На протяжении всего царствования петровская ноша была тяжела, а подчас непосильна. Потому, думаю, в неистовствах Всешутейшего собора находила свое проявление потребность в разрядке. В разгуле и в вине царь «отводил душу», снимал напряжение и страх. «Страдаю, а все за Отечество…» – часто жаловался этот несгибаемый в представлении потомков человек.

Характерно, что чем сильнее было давление обстоятельств, тем более дикие и отталкивающие формы принимали разрядки, например, по возвращении царя из Великого посольства, в трудные месяцы стрелецкого розыска. С одной стороны, то, что он видел и чем совсем недавно столь вдохновенно жил, – Европа, с другой – Россия, а еще и заговор, бунт, вновь прорастающее проклятое «семя Милославских», все это надрывало нравственное и психическое здоровье царя. Его дни раскалываются на страшные эпизоды: здесь личное участие в возобновившемся стрелецком розыске и допрос сестры Софьи, стрелецкие казни и первые реформы, текущие дела и окончательный крах семейной жизни, невиданные попойки и дебоширство, приводящее в смятение всю Москву. 28 февраля 1699 года днем он присутствовал на казни 178 человек, а вечером отправился к Лефорту на пир. Вино и кровь, ненависть и страх, страстное желание немедленно изменить все и нежелание изменяться мешалось и обрушивалось на молодого государя.

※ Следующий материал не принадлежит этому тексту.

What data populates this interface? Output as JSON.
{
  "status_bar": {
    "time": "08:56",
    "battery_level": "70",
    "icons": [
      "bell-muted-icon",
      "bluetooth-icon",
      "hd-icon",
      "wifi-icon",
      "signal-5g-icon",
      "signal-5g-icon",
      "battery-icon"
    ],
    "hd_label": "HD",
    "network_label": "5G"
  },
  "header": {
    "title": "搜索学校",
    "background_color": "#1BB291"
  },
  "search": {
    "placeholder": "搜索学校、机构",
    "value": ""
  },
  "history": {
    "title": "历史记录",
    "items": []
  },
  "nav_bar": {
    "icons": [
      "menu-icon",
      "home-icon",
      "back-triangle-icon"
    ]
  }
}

Дикие оргии Всешутейшего собора нужны были Петру, чтобы преодолеть неуверенность и страх, снять стресс, выплеснуть необузданную разрушительную энергию. Но это не все. Царские неистовства – еще один способ порвать со стариной. Оказалось, что с ней легче прощаться, хохоча и кривляясь. Проявлением «нравственной неурядицы» мягко назвал Ключевский то, что сразило Петра и его ближайших соратников.

Князь Федор Юрьевич Ромсдановский

Разумеется, на фоне грандиозных перемен и масштабных событий петровской эпохи Всепьянейший собор – не более чем строчка в истории царствования. И, тем не менее, он помогает очень многое уяснить в разрушении моделей поведения вообще и в сути и глубине московской религиозности – в частности.

С расширением контактов с Западом инициаторы преобразований столкнулись с новыми, доселе не известными их предшественникам проблемами. Они вовсе не сводились к одной неподготовленности русского общества воспринять чужую культуру. Дело ведь не только в том, что чрезвычайно трудно оказалось переварить огромное количество «западноевропейских яств», которые предложил своим соотечественникам Петр. Многие яства просто не подходили «русскому желудку».